Потом в новостях проскакивает: вирусолог Беатрис Фукуяма, арестованная за создание нелегальных модификаторов старения, была похищена неизвестными из башни Европейского института геронтологии, где она работала в последнее время в рамках сделки со следствием... В похищении подозреваются боевики
Партии Жизни, которая в последнее время все более... Комментарий кого-то из полиции: давно пора перестать цацкаться с этими террористами, совершенно очевидно, что когда в их лапы попадает ученый такой величины, их мотивы самые...
Ее освободили, соображаю я. Наши посадили ее за какие-то свои разработки, хотят выжать из нее последнее, пока старуха не околела, а люди Рокаморы достали ее оттуда. Я рад за Беатрис: может, она успеет еще увидеть небо, город, может быть, они вывезут ее с континента... Жаль, что я для них не представляю никакой ценности, жаль, что я не представляю никакой ценности ни для кого — и поэтому подохну в этой гребаной вонючей конуре!

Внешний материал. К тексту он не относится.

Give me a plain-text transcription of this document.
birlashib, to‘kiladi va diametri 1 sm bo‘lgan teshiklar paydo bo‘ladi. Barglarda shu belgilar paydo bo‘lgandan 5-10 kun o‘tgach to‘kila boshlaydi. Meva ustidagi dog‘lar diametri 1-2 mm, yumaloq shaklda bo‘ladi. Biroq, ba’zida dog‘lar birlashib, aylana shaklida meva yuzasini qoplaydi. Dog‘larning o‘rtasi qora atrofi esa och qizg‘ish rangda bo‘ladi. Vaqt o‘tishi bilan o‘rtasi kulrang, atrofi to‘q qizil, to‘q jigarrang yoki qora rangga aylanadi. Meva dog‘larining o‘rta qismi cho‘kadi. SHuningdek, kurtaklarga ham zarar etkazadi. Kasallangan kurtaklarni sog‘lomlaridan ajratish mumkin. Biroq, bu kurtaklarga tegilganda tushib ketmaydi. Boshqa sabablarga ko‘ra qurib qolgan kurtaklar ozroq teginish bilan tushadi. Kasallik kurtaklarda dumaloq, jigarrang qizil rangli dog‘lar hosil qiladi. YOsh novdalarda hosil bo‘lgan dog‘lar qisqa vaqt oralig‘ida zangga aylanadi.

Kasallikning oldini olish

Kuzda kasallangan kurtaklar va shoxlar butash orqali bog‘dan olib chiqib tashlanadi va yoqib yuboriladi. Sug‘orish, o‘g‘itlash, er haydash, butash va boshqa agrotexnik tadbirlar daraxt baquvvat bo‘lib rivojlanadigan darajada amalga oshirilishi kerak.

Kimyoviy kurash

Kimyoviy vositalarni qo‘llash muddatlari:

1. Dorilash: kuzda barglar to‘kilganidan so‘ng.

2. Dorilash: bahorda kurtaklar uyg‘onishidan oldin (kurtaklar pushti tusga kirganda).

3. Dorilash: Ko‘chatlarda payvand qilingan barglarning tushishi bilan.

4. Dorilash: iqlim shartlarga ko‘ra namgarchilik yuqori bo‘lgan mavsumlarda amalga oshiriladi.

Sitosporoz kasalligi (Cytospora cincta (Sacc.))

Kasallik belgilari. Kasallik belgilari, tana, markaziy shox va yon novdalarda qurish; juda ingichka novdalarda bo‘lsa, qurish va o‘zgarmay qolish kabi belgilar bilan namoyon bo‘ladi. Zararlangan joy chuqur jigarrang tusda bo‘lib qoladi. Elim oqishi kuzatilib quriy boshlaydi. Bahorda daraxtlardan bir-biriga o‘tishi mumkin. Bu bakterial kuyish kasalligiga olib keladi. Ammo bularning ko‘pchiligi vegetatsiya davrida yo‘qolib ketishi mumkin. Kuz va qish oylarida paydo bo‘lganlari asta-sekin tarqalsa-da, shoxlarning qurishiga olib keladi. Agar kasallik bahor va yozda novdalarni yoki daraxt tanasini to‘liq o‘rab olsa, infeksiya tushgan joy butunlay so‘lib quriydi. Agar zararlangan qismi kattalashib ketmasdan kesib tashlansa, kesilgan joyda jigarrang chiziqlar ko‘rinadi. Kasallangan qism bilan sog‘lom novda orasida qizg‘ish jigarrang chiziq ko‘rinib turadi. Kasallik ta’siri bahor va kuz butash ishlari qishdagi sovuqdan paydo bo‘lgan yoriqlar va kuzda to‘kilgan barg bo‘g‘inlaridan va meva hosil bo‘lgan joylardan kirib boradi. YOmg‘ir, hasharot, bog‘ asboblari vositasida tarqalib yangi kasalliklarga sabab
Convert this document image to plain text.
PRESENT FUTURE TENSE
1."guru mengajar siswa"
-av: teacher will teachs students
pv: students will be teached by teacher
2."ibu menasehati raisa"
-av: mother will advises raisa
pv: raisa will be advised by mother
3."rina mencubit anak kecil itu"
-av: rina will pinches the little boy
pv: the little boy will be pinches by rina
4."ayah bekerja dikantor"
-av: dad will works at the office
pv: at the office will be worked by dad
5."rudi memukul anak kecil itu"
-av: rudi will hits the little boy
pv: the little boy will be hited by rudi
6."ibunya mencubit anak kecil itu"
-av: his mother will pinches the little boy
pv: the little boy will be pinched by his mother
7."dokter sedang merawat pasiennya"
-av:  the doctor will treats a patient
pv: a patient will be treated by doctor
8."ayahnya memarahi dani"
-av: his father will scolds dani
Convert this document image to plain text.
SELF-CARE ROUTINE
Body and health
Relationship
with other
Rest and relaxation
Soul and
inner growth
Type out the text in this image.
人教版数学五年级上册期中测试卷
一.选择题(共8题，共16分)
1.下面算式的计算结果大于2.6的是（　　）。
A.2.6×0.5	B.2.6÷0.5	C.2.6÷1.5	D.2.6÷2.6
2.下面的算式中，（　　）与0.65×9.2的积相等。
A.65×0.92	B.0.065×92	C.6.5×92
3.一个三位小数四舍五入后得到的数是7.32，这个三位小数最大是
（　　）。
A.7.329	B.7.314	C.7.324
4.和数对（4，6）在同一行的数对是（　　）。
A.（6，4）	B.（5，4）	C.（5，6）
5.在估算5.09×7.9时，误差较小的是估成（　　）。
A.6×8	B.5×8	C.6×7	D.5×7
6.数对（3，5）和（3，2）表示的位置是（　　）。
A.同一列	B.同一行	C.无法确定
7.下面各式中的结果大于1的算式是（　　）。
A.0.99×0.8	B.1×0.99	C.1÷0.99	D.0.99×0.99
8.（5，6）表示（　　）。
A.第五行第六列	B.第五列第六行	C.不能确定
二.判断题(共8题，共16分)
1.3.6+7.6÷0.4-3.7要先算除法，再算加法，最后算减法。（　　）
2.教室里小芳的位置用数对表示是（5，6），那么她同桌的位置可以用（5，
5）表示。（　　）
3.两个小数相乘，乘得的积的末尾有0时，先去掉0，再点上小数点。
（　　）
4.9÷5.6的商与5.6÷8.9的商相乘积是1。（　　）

Меня настигает такой приступ, каких раньше со мной не случалось; врываются смотрители, пеленают меня, накачивают седативами — и вместо коротящего дымного процессора вставляют мне в череп огромную допотопную микросхему, которая торчит из меня во все стороны, по которой электроны ползут как улитки по лабиринту, язык мне пришивают чей-то чужой, он меня совсем не слушается — просто занимает место во рту.
Где ты сейчас, Аннели? Где ты, Аннели? Где?
Я гляжу в плоскую подушку, представляют себе ее с округлившимся животом; интересно, она отрастила волосы, поменяла стрижку обратно на ту, которая нравилась Рокаморе?
Почему ты так со мной поступаешь? Что плохого я тебе сделал? Я хотел, чтобы ты жила, Аннели, чтобы мы жили — вместе... Я был готов остаться в Барселоне, был готов полюбить ее ради тебя, и пусть я ощущал это недолго — день-другой, — но ведь мы и провели с тобой всего неделю с небольшим.